Quantifying the performance degradation
The essential first step in a performance issue is to quantify it. "It's slow" isn't helpful. It is necessary to break down, in as much detail as possible, exactly what "it" is and exactly what "slow" is. It's also important to understand the expectation. The fact that anyone would say something is slow means that they have a performance expectation in mind. This specific expectation needs to be captured, along with any justification and reasoning as to why the expectation exists.

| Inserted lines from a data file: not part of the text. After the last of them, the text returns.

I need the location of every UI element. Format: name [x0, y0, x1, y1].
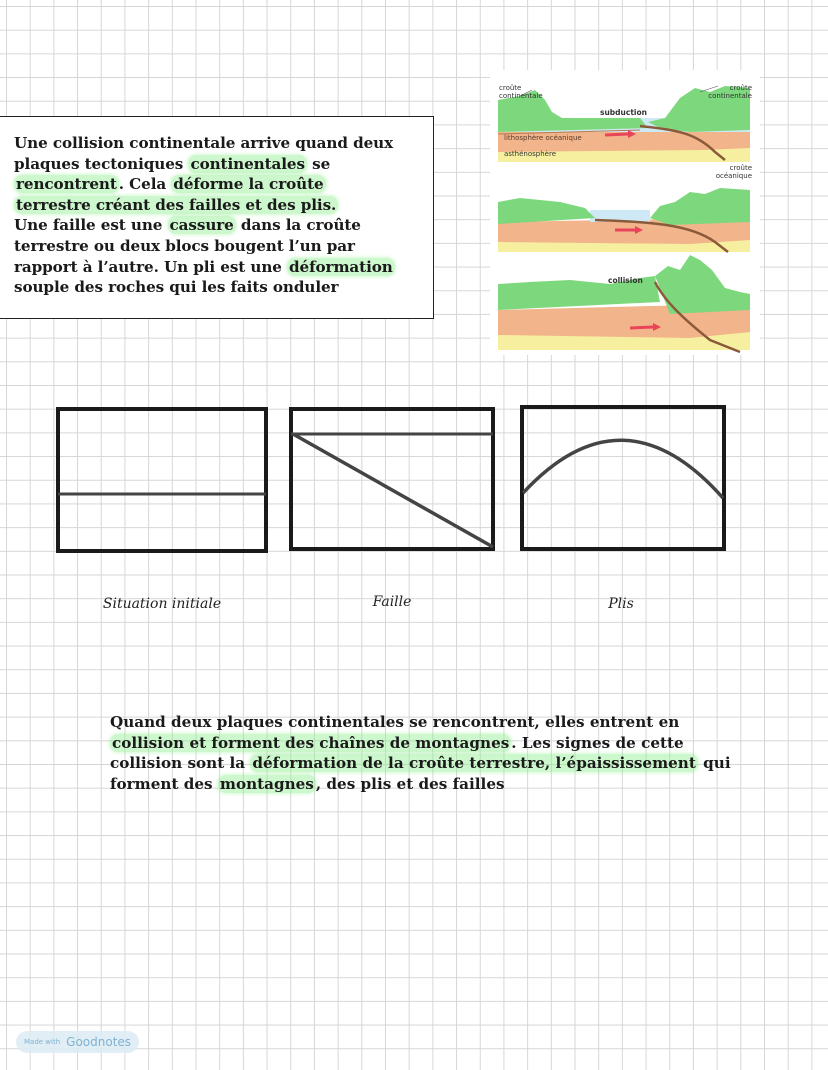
- conclusion-paragraph: [110, 712, 750, 794]
- text-line: [14, 215, 433, 236]
- highlighted-text: rencontrent: [16, 175, 117, 194]
- collision-panel: [498, 255, 750, 352]
- highlighted-text: déformation: [289, 257, 393, 276]
- text-segment: souple des roches qui les faits onduler: [14, 278, 339, 297]
- text-segment: . Cela: [118, 175, 172, 194]
- text-segment: dans la croûte: [235, 216, 361, 235]
- text-line: [14, 154, 433, 175]
- text-segment: Quand deux plaques continentales se rencontrent, elles entrent en: [110, 713, 680, 731]
- highlighted-text: continentales: [190, 154, 305, 173]
- label-subduction: subduction: [600, 108, 647, 117]
- caption-fault: Faille: [372, 594, 412, 610]
- highlighted-text: terrestre créant des failles et des plis.: [16, 195, 337, 214]
- label-crust-left-2: continentale: [499, 92, 543, 100]
- caption-folds: Plis: [608, 596, 634, 612]
- text-line: [14, 257, 433, 278]
- text-segment: . Les signes de cette: [511, 733, 684, 752]
- closing-ocean-panel: [498, 188, 750, 252]
- plate-collision-illustration: [490, 70, 760, 355]
- label-crust-left-1: croûte: [499, 84, 522, 92]
- highlighted-text: montagnes: [219, 774, 314, 793]
- text-line: [110, 753, 750, 774]
- label-crust-right-1: croûte: [729, 84, 752, 92]
- highlighted-text: cassure: [169, 216, 234, 235]
- highlighted-text: déforme la croûte: [173, 175, 324, 194]
- text-line: [110, 774, 750, 795]
- highlighted-text: déformation de la croûte terrestre, l’épaississement: [252, 754, 696, 773]
- text-line: [14, 277, 433, 298]
- label-asthenosphere: asthénosphère: [504, 150, 557, 158]
- text-segment: qui: [697, 754, 731, 773]
- text-segment: collision sont la: [110, 754, 251, 773]
- label-oceanic-crust-2: océanique: [715, 172, 752, 180]
- text-segment: , des plis et des failles: [315, 774, 505, 793]
- text-segment: rapport à l’autre. Un pli est une: [14, 257, 288, 276]
- text-line: [110, 712, 750, 733]
- plate-collision-figure: [490, 70, 760, 355]
- text-segment: terrestre ou deux blocs bougent l’un par: [14, 236, 355, 255]
- text-segment: Une faille est une: [14, 216, 168, 235]
- made-with-label: Made with: [24, 1038, 61, 1046]
- text-segment: plaques tectoniques: [14, 154, 189, 173]
- text-segment: Une collision continentale arrive quand deux: [14, 134, 394, 152]
- intro-paragraph: [14, 133, 433, 298]
- caption-initial-situation: Situation initiale: [102, 596, 222, 612]
- label-collision: collision: [608, 276, 643, 285]
- goodnotes-badge[interactable]: [16, 1031, 139, 1053]
- text-segment: se: [306, 154, 331, 173]
- label-lithosphere: lithosphère océanique: [504, 134, 582, 142]
- highlighted-text: collision et forment des chaînes de montagnes: [112, 733, 510, 752]
- text-line: [110, 733, 750, 754]
- text-line: [14, 174, 433, 195]
- text-line: [14, 195, 433, 216]
- fold-diagram: [520, 405, 728, 553]
- initial-situation-diagram: [56, 407, 270, 555]
- goodnotes-label: Goodnotes: [66, 1035, 132, 1049]
- label-crust-right-2: continentale: [708, 92, 752, 100]
- text-segment: forment des: [110, 774, 218, 793]
- label-oceanic-crust-1: croûte: [729, 164, 752, 172]
- fault-diagram: [289, 407, 497, 553]
- intro-text-box: [0, 116, 434, 319]
- text-line: [14, 133, 433, 154]
- text-line: [14, 236, 433, 257]
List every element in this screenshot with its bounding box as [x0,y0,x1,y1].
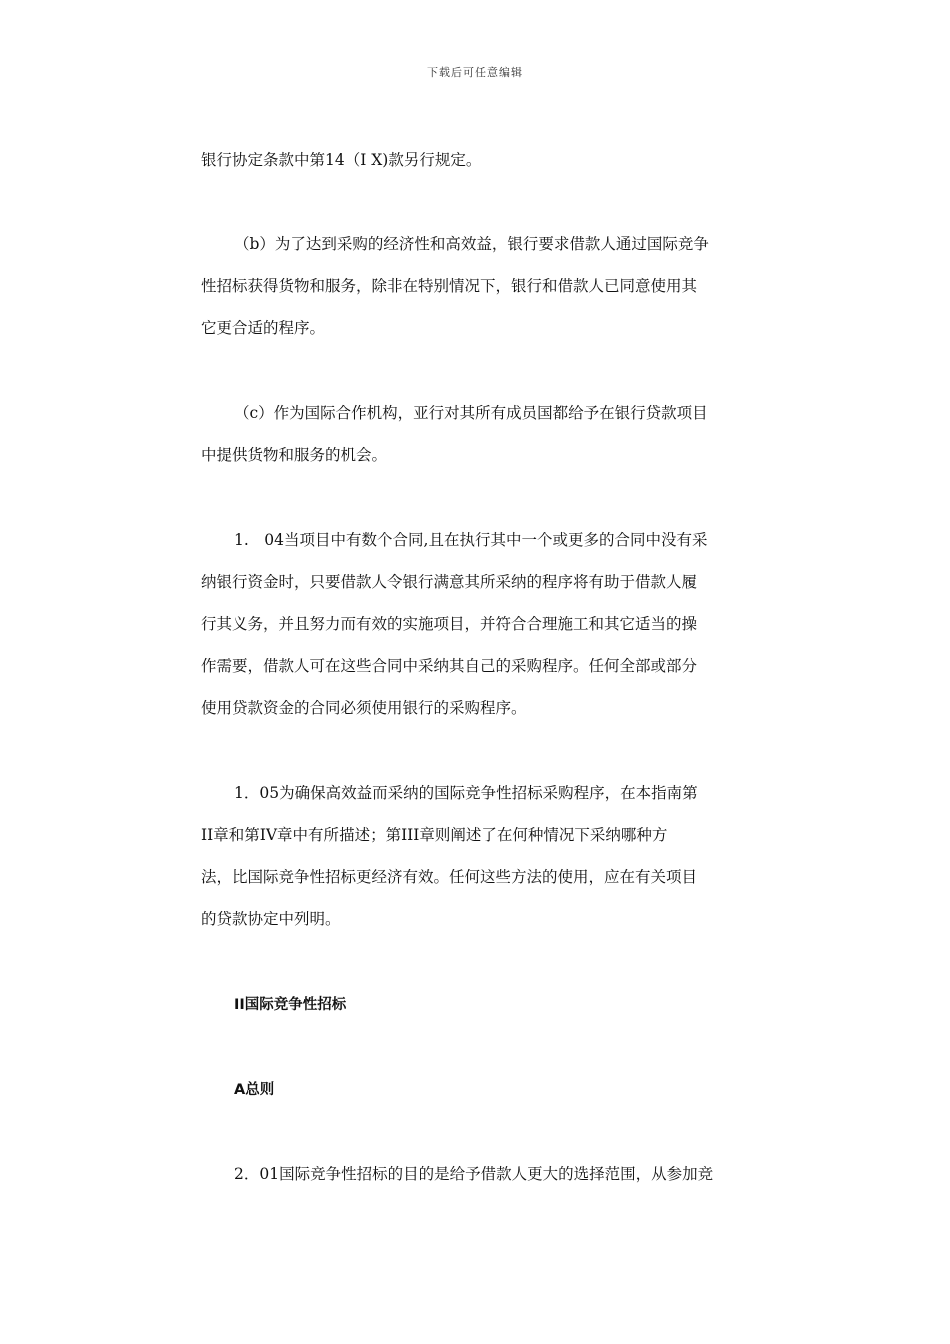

Is it "reasonable"? The point here is that, if there's a client farm and a OneFS server, and they are linked by a 10 Gigabit Ethernet-based network, any expectations that there will be greater than 10 Gigabits per second of actual data transferred in either direction are not realistic and must be reset. A more difficult one to quantify is disk input/output (I/O) performance. However, it is unlikely you'll be able to achieve 1 Gigabyte per second sustained streaming write performance to a three-node 36 NL cluster. In this case, use your judgment.
When an issue arises, first determine when it occurred and what changed on the cluster. Determine whether the change was expected and is a known issue, or if the change caused an unexpected issue. If some functionality worked in the past, but a change caused it to not work, then you will need to investigate further. In this case, a rigorous change control process can help significantly. An Isilon cluster exists in a complex environment and relies on a large number of external entities and systems. As such, a holistic change control process will serve you well. As an example, a firewall change was made on an internal EMC Isilon cluster that broke SmartConnect DNS, but because EMC IT had a thorough change control process in place, we were quickly able to determine what environmental changes had occurred around the time of the event and revert the change that caused the issue.
Is this a regression? If so, understand what changed on the cluster. Something changed. This is where you get out your change control log to see if any changes were made to the environment. Did somebody upgrade the client operating system or application(s)? Were network changes made? There are things to look for on the cluster—especially in OneFS 7.1, where Job Engine changes were made. Is there a Job Engine job running on the cluster, and what job impact policy is in effect? The job will be consuming disk input/output operations (IOPS) that would otherwise go to clients.
Performance troubleshooting is all about moving the bottleneck, so:
- Find the bottleneck.
- Test individual parts of the file system—for example, slow writes.
- Try the I/O locally on the cluster.
- Measure the network throughput without writing to disk.
- Address and repeat.
At the end of the day, performance is always about finding the weakest link, strengthening it, and then reiterating the process. A very effective technique is to break down the workflow into component parts—ideally, parts that test an individual component, such as the network, disks, and other components.